Del. receives remaining 7,800 doses of Pfizer COVID-19 vaccine

Corona 2

DOVER, Del. – The Delaware Division of Public Health has announced that Delaware received the remaining 7,800 pre-ordered doses of the Pfizer BioNTech COVID-19 vaccine.

The initial 975 doses arrived on Monday at Bayhealth’s Kent County campus in Dover. Governor John Carney and Bayhealth announced on Tuesday that Elisabeth Cote, a progressive care unit nurse at Bayhealth was the first in the state to receive the vaccine.

On the first day of vaccination, Bayhealth administered 88 doses of the vaccine, according to information reported by the health care system.

The latest shipment we’re told arrived at DPH’s warehouse in Kent County on Wednesday, where the doses will be kept at below-freezing temperatures in the state’s ultra-cold storage unit until they are ready to be shipped to their final destinations. Most of these doses will be distributed to the state’s five remaining healthcare systems, including Beebe Healthcare, ChristianaCare, Nemours duPont Hospital for Children, Saint Francis Healthcare, and TidalHealth Nanticoke, in the next 24 to 48 hours.

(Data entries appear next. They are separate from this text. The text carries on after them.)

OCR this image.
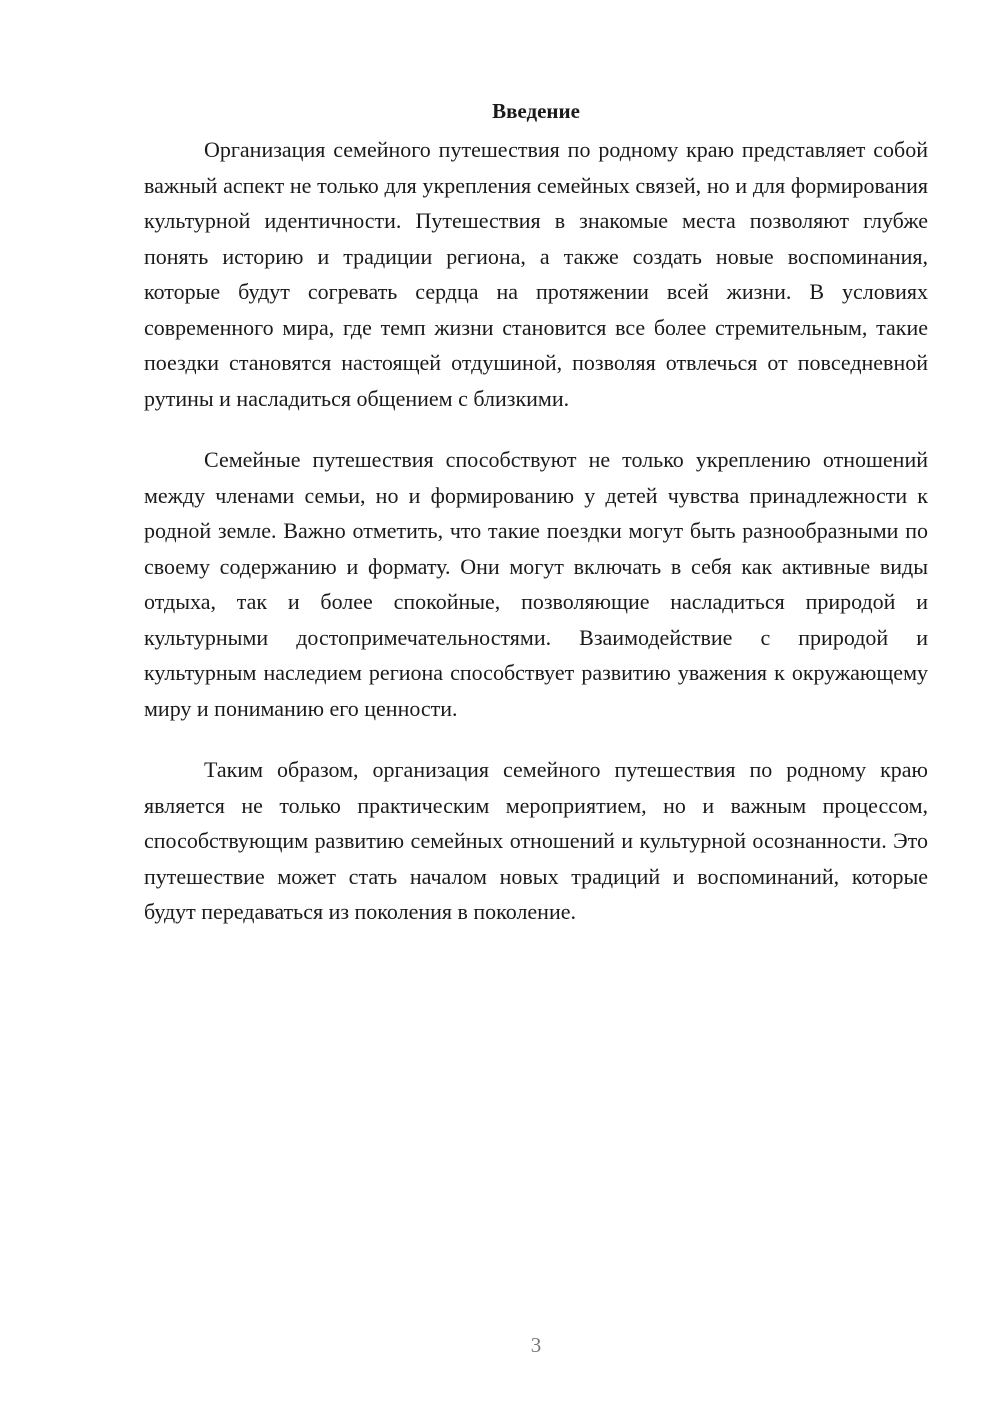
Введение

Организация семейного путешествия по родному краю представляет собой важный аспект не только для укрепления семейных связей, но и для формирования культурной идентичности. Путешествия в знакомые места позволяют глубже понять историю и традиции региона, а также создать новые воспоминания, которые будут согревать сердца на протяжении всей жизни. В условиях современного мира, где темп жизни становится все более стремительным, такие поездки становятся настоящей отдушиной, позволяя отвлечься от повседневной рутины и насладиться общением с близкими.

Семейные путешествия способствуют не только укреплению отношений между членами семьи, но и формированию у детей чувства принадлежности к родной земле. Важно отметить, что такие поездки могут быть разнообразными по своему содержанию и формату. Они могут включать в себя как активные виды отдыха, так и более спокойные, позволяющие насладиться природой и культурными достопримечательностями. Взаимодействие с природой и культурным наследием региона способствует развитию уважения к окружающему миру и пониманию его ценности.

Таким образом, организация семейного путешествия по родному краю является не только практическим мероприятием, но и важным процессом, способствующим развитию семейных отношений и культурной осознанности. Это путешествие может стать началом новых традиций и воспоминаний, которые будут передаваться из поколения в поколение.

3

“This is a historic moment for us in Public Health, and I can’t express how eager I am to get the vaccine into the hands of our partners at the health care systems, so they can start to vaccinate their frontline and essential staff,” said DPH Director Dr. Karyl Rattay. “They have faithfully cared for the sickest Delawareans while bravely risking their own health and often sacrificing contact with their own families to keep us all healthy and safe. It is our greatest hope that those same health care workers will now care for themselves by receiving the COVID-19 vaccine. It is the best protection we can offer them, and one of the ways we will beat this virus.”